Katakanlah (Muhammad), "Wahai Ahli Kitab, marilah kita kembali kepada satu kalimat." (Ali Imran: 64)
Definisi kalimat ialah sebuah pernyataan yang memberikan sesuatu yang bermakna (pengertian). Demikian pula yang dimaksud dengan kalimat dalam ayat ini. Kemudian kalimat tersebut diperjelas pengertiannya oleh firman selanjutnya, yaitu:
“Yang tidak ada perselisihan di antara kami dan kalian.” (Ali Imran: 64)
Yakni kalimat yang adil, pertengahan, dan tidak ada perselisihan di antara kami dan kalian mengenainya. Kemudian diperjelas lagi oleh firman selanjutnya:
“Bahwa tidak kita sembah kecuali Allah dan tidak kita persekutukan Dia dengan sesuatu pun.” (Ali Imran: 64).
Yaitu baik dengan berhala, salib, wasan, tagut, api atau sesuatu yang selain-Nya, melainkan kita Esakan Allah dengan menyembah-Nya semata, tanpa sekutu bagi-Nya. Hal ini merupakan seruan yang dilakukan oleh semua rasul sebagaimana yang disebutkan di dalam firman-Nya:
"Dan Kami tidak mengutus seorang rasul pun sebelum kamu, melainkan Kami wahyukan kepadanya, ‘Bahwasanya tidak ada Tuhan selain Aku, maka kalian sembahlah Aku’." (Al-Anbiya: 25)
“Dan sesungguhnya Kami telah mengutus rasul kepada tiap-tiap umat (untuk menyerukan), ‘Sembahlah Allah (saja), dan jauhilah thaghut’.” (An-Nahl: 36)
Adapun firman Allah ﷻ: “Dan tidak (pula) sebagian kita menjadikan sebagian yang lain sebagai Tuhan selain dari Allah.” (Ali Imran: 64)
Ibnu Juraij mengatakan, makna yang dimaksud ialah sebagian kita menaati sebagian yang lain dalam bermaksiat kepada Allah ﷻ. Sedangkan menurut Ikrimah, makna yang dimaksud ialah sebagian kita bersujud kepada sebagian yang lain.

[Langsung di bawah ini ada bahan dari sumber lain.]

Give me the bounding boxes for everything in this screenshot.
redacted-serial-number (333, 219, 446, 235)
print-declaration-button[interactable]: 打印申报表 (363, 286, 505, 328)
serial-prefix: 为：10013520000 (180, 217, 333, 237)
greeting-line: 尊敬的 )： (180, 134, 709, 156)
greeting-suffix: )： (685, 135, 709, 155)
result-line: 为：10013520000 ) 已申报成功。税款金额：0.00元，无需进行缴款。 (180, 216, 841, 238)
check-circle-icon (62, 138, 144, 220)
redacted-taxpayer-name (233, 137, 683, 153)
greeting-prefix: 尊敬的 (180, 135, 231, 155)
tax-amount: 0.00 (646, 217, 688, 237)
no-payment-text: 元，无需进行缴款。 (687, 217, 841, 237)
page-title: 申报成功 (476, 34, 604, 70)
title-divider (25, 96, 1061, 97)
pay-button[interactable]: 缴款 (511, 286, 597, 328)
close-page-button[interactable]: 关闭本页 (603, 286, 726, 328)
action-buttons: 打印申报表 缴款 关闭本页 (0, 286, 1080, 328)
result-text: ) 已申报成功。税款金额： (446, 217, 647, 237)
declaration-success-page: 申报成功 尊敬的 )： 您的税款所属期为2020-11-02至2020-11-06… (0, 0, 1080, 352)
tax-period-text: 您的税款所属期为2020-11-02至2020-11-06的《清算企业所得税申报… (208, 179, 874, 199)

“Jika mereka berpaling, maka katakanlah (kepada mereka), ‘Saksikanlah bahwa kami adalah orang-orang yang berserah diri (kepada Allah)’." (Ali Imran: 64)
Yakni jika mereka berpaling dari kebenaran keadilan ini dan seruan ini, hendaklah mereka mempersaksikan bahwa kalian tetap berada dalam agama Islam yang telah disyariatkan oleh Allah untuk kalian. Kami menyebutkan di dalam syarah Al-Bukhari pada riwayat yang ia ketengahkan melalui jalur Az-Zuhri, dari Ubaidillah ibnu Abdullah ibnu ‘Atha’bah ibnu Mas'ud, dari Ibnu Abbas, dari Abu Sufyan tentang kisahnya ketika masuk menemui Kaisar Romawi, lalu Kaisar menanyakan kepadanya tentang nasab Rasulullah ﷺ, sifat-sifatnya, dan sepak terjangnya, serta apa yang diserukan olehnya.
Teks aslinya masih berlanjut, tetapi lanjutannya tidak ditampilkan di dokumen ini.